As for pregnancy tests at the border, that might seem extreme, even for this White House. But Chishti cautioned against dismissing the potential of such alarming— not to mention logistically complicated—measures getting added to the government’s enforcement protocol. “If you’re determined that this is the obsession you have,” Chishti said, “cost doesn’t matter.” In fact, the US has a long history of using medical tests to bar entry to foreigners, including those who tested positive for HIV and Chinese immigrants who tested positive for a slew of diseases and infections during the Chinese Exclusion Act back in 1882, as well as using forced sterilizations against Black and indigenous groups. Should pregnancy exams take place at the border, they would arrive at a moment when states are increasingly embracing digital surveillance tools to track pregnant people seeking abortions.

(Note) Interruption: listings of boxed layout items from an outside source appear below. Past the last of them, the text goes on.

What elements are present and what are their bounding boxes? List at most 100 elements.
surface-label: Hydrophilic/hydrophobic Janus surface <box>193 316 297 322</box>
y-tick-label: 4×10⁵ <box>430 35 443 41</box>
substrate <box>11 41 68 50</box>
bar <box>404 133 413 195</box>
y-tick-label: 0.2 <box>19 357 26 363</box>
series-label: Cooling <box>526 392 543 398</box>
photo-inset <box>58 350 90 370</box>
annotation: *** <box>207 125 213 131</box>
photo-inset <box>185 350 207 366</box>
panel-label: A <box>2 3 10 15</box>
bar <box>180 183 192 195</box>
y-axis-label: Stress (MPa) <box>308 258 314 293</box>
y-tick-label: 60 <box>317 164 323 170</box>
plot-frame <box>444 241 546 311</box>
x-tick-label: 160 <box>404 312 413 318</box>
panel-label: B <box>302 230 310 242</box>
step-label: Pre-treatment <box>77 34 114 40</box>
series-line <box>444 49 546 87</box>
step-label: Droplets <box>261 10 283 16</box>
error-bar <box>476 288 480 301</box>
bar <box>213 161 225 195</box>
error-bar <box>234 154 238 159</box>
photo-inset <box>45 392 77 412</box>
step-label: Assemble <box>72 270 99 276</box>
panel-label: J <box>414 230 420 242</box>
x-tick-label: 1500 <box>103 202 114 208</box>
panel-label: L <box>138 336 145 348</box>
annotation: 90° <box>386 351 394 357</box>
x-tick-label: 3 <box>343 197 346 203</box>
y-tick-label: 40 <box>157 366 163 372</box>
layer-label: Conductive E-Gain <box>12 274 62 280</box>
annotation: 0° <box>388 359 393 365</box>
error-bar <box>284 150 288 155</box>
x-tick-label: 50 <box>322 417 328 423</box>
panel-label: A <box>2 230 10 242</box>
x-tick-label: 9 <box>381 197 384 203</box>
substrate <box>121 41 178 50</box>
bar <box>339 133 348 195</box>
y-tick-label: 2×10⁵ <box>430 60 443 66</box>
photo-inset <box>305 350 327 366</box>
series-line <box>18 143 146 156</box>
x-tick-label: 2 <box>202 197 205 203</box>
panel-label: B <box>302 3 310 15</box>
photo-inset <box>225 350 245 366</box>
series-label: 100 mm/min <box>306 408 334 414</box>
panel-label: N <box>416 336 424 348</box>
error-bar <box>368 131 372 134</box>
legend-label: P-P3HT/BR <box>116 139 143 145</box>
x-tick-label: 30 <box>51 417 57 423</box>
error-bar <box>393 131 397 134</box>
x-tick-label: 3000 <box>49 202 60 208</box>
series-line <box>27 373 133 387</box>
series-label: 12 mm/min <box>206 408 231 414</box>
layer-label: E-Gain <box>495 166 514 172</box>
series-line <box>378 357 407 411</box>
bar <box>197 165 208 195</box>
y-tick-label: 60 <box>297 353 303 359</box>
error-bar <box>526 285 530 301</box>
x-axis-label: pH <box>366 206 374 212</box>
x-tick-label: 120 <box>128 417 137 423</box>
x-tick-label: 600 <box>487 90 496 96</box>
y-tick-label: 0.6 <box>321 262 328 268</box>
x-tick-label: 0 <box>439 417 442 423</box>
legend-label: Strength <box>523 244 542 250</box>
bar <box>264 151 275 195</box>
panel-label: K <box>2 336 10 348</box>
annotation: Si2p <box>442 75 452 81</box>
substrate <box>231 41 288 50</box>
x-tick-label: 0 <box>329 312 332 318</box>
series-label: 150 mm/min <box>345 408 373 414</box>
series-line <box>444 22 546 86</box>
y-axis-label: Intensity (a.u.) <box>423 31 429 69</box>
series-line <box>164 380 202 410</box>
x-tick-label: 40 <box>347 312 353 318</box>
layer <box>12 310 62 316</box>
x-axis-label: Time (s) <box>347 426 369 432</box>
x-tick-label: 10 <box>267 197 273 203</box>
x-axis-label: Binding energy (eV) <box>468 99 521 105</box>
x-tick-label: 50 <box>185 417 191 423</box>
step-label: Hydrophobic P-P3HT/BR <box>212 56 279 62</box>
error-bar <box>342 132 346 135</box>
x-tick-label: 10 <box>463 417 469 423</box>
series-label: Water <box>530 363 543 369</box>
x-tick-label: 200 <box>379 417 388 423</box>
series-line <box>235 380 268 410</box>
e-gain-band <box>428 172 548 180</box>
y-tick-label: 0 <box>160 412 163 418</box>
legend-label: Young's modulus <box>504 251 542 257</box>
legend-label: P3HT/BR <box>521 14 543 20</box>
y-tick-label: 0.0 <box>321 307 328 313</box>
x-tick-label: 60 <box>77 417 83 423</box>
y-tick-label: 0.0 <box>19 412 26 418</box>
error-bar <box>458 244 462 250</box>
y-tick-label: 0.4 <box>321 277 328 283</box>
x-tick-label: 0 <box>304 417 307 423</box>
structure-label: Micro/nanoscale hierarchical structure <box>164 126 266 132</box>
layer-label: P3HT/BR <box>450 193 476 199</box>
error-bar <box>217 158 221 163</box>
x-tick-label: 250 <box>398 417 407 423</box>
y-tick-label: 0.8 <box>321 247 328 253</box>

It certainly helps the Trump administration that birth tourism, to the extent that it is a problem, does not poll well with Americans, even though a majority of Americans support birthright citizenship as a constitutional right. That’s because many see the former as a strategy for “others” to game a system through exploitation. The reward? According to opponents, it’s largely access to the US welfare system. But for many, Frost said, Americans are more likely to disapprove of birth tourism because it insults their notions of American belonging. To them, “citizenship is not just about a passport and legal rights,” she said, “it also carries a sense of membership, a being part of ‘us’—and [birth tourism] offends those ideas.”
All of which, under the right scenario, could open the doors for more profiling. For now, it’s unclear what exactly the Trump administration has in mind. But considering the once-unthinkable ways the administration has carried out the largest deportation campaign in US history, and the unnervingly close decision that barely saved birthright citizenship, it seems reasonable to prepare for the worst.